‘We’re Remoulding Street Kids with Dance, Storytelling’

Two new-age stars in choreography, dance and storytelling will be guests on this week’s African Voices Changemakers series during which they will reveal how they use their passions to remould street kids. The Cable News Network (CNN) magazine programme is sponsored by Globacom.

Choreographer, film director, dancer and actor, Seyi Oluyole, 27, a Nigerian graduate of English and Literary Studies from Covenant University, will be joined on the show by her South African counterpart in dance and storytelling, Gcina Mhlophe.

Both personalities are currently empowering children through their chosen arts. Oluyole founded a non-governmental organisation named The Dream Nurture Foundation to cater for despondent street kids and indigent young adults whose hearts are crying to be nurtured.

A statement from Globacoom stated that she also provides educational opportunities for them through the NGO. Similarly, her dance academy, Dream Catchers, uses dance as a major tool in getting indigent children back to school in line with her belief that “every child deserves to succeed irrespective of their background”.

“To this end, she has successfully engaged such children in activities ranging from dance to drama and sports, while performing screenwriting for topnotch television series including Tinsel, Hustle and Gbera, a short film which she directed.
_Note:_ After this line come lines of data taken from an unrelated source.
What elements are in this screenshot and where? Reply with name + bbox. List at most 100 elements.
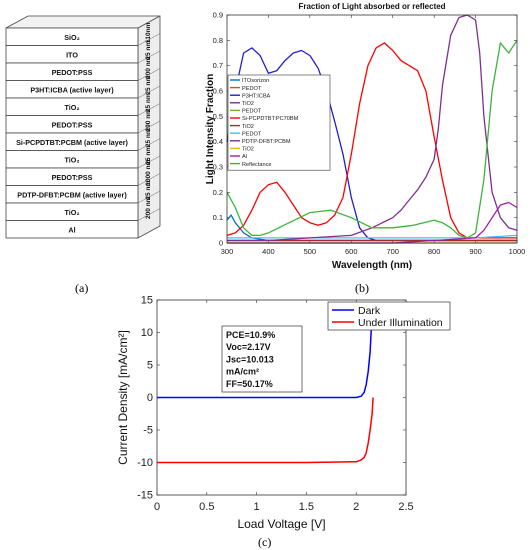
y-tick-label: 5 [147,360,153,372]
annotation-line: FF=50.17% [226,379,273,389]
legend-label: TiO2 [242,124,254,130]
legend-label: PDTP-DFBT:PCBM [242,139,291,145]
legend-label: ITOsorizon [242,78,269,84]
y-tick-label: 0.5 [213,112,223,121]
layer-label: PEDOT:PSS [52,120,93,129]
stack-top-face [5,15,161,29]
y-tick-label: -10 [137,457,153,469]
jv-chart: 0 0.5 1 1.5 2 2.5 -15 -10 -5 0 5 10 15 Load Voltage [… [116,295,451,531]
y-tick-label: 0.9 [213,11,223,20]
layer-label: TiO₂ [64,103,79,112]
x-tick-label: 600 [345,247,358,256]
x-tick-label: 500 [304,247,317,256]
layer-label: PEDOT:PSS [52,173,93,182]
y-tick-label: 0.4 [213,137,223,146]
layer-thickness: 25 nm [145,76,152,95]
y-tick-label: -15 [137,490,153,502]
x-axis-label: Load Voltage [V] [237,517,325,531]
layer-thickness: 25 nm [145,93,152,112]
layer-edge [137,155,161,169]
y-tick-label: 0.3 [213,163,223,172]
x-tick-label: 700 [386,247,399,256]
layer-thickness: 1000 nm [145,160,152,186]
legend-label: Al [242,154,247,160]
layer-edge [137,15,161,29]
legend-label: PEDOT [242,131,262,137]
x-tick-label: 0.5 [199,501,214,513]
y-tick-label: 15 [141,295,153,307]
layer-thickness: 200 nm [145,196,152,219]
legend-box [227,74,331,171]
layer-edge [137,208,161,221]
plot-frame [156,299,407,496]
layer-edge [137,103,161,116]
x-tick-label: 1.5 [299,501,314,513]
chart-title: Fraction of Light absorbed or reflected [298,2,445,11]
absorption-chart: 300 400 500 600 700 800 900 1000 0 0.1 0.2 0.3 0.4 0.… [205,2,525,271]
layer-label: Al [68,225,75,234]
y-tick-label: 0 [147,392,153,404]
series-line [226,42,517,239]
legend-box [327,301,451,331]
layer-thickness: 25 nm [145,41,152,60]
layer-thickness: 110nm [145,22,152,42]
annotation-line: PCE=10.9% [226,330,275,340]
x-tick-label: 800 [428,247,441,256]
layer-thickness: 290 nm [145,109,152,132]
layer-label: ITO [66,50,78,59]
legend-label: Dark [358,305,381,317]
y-tick-label: 0 [219,239,223,248]
x-tick-label: 0 [154,501,160,513]
legend-label: TiO2 [242,147,254,153]
layer-edge [137,190,161,204]
y-tick-label: 0.1 [213,213,223,222]
annotation-line: Jsc=10.013 [226,354,274,364]
layer-stack-diagram: SiO₂ 110nm ITO 25 nm PEDOT:PSS 200 nm P3HT:ICB… [5,15,161,239]
layer-thickness: 25 nm [145,146,152,165]
layer-thickness: 25 nm [145,181,152,200]
y-tick-label: 0.8 [213,36,223,45]
plot-frame [226,14,518,244]
caption-a: (a) [75,281,89,295]
layer-label: TiO₂ [64,155,79,164]
layer-thickness: 200 nm [145,56,152,79]
x-tick-label: 1 [254,501,260,513]
layer-edge [137,33,161,46]
legend-label: PEDOT [242,86,262,92]
layer-edge [137,50,161,64]
layer-edge [137,85,161,99]
y-tick-label: 0.7 [213,61,223,70]
y-tick-label: 10 [141,327,153,339]
caption-c: (c) [258,535,272,549]
legend-label: P3HT:ICBA [242,93,271,99]
series-line [227,14,518,242]
series-line [157,397,374,464]
annotation-line: Voc=2.17V [226,342,271,352]
layer-box [5,220,139,239]
layer-label: Si-PCPDTBT:PCBM (active layer) [16,138,128,147]
series-line [157,312,373,399]
y-tick-label: 0.2 [213,188,223,197]
caption-b: (b) [355,281,369,295]
layer-edge [137,138,161,151]
x-axis-label: Wavelength (nm) [332,260,412,271]
layer-label: TiO₂ [64,208,79,217]
x-tick-label: 2 [353,501,359,513]
layer-label: P3HT:ICBA (active layer) [30,85,114,94]
legend-label: Reflectance [242,162,272,168]
layer-label: SiO₂ [64,33,80,42]
legend-label: TiO2 [242,101,254,107]
annotation-box [221,325,303,393]
y-tick-label: -5 [143,425,153,437]
layer-thickness: 25 nm [145,128,152,147]
layer-edge [137,68,161,81]
x-tick-label: 1000 [509,247,525,256]
annotation-line: mA/cm² [226,367,259,377]
layer-edge [137,120,161,134]
x-tick-label: 900 [469,247,482,256]
y-axis-label: Current Density [mA/cm²] [116,330,130,465]
layer-label: PDTP-DFBT:PCBM (active layer) [17,190,127,199]
layer-label: PEDOT:PSS [52,68,93,77]
legend-label: PEDOT [242,109,262,115]
layer-edge [137,173,161,186]
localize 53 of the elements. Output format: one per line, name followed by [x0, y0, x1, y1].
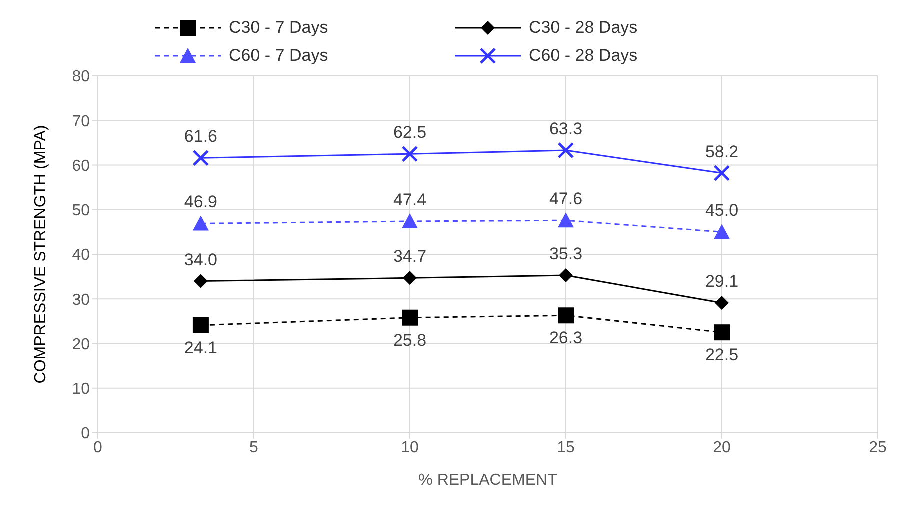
point: [715, 296, 729, 310]
x-axis-title: % REPLACEMENT: [418, 472, 558, 489]
x-tick-label: 5: [250, 439, 259, 456]
legend-label: C30 - 7 Days: [229, 18, 328, 38]
data-label: 45.0: [705, 201, 739, 220]
data-label: 47.6: [549, 190, 583, 209]
legend-label: C60 - 28 Days: [529, 46, 638, 66]
y-tick-label: 30: [72, 292, 90, 309]
data-label: 34.0: [184, 250, 218, 270]
data-label: 62.5: [393, 123, 427, 142]
point: [403, 271, 417, 286]
point: [558, 142, 574, 159]
data-label: 34.7: [393, 247, 427, 266]
point: [402, 146, 418, 162]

Her commitment to the cause of children has attracted the attention of world music star, Rihanna, who recently tipped Oluyole’s mentees for stardom.

“Like Oluyole, 60-year-old Nokugcina Elsie Mhlophe, is a South African dancer, actress, storyteller, poet, playwright, director and author. To her, storytelling is a means of recounting the tales of subjugation during the apartheid years and the gains of freedom which the Rainbow Nation currently enjoys,” they said.

Born in KwaZulu Natal, Mhlophe started her working life as a domestic servant, progressed to a newsreader at the Press Trust and BBC Radio, and subsequently became a writer for Learn and Teach, a magazine for newly-literate post-apartheid South Africans. She remains one of the few female storytellers in the country and has employed her charismatic performances in four languages including English, Afrikaans, Zulu and Xhosa as a vehicle for encouraging South African children not only to read but also to imbibe the values espoused by her stories.

Mhlophe has performed in theatres in Soweto and London. A good number of her works have been translated into German, French, Italian, Swahili and Japanese. She has won the Obie Award for Performance as well as the Astrid Lindgren Memorial Award. She continues to traverse Africa and other parts of the globe, giving storytelling workshops on folklore, historical information, current affairs, songs and idioms.

CNN African Voices Changemakers will be broadcast on DSTV on Friday at 9.30 a.m. and on Saturday at 12.30 a.m., 4.30 p.m. and 8.30 p.m. Other repeat broadcasts come up on Sunday at 5.00 a.m., 9.30 a.m. and 8.30 p.m. with more repeats on Monday and Tuesday at 5.30 a.m. and 6.30 p.m. respectively.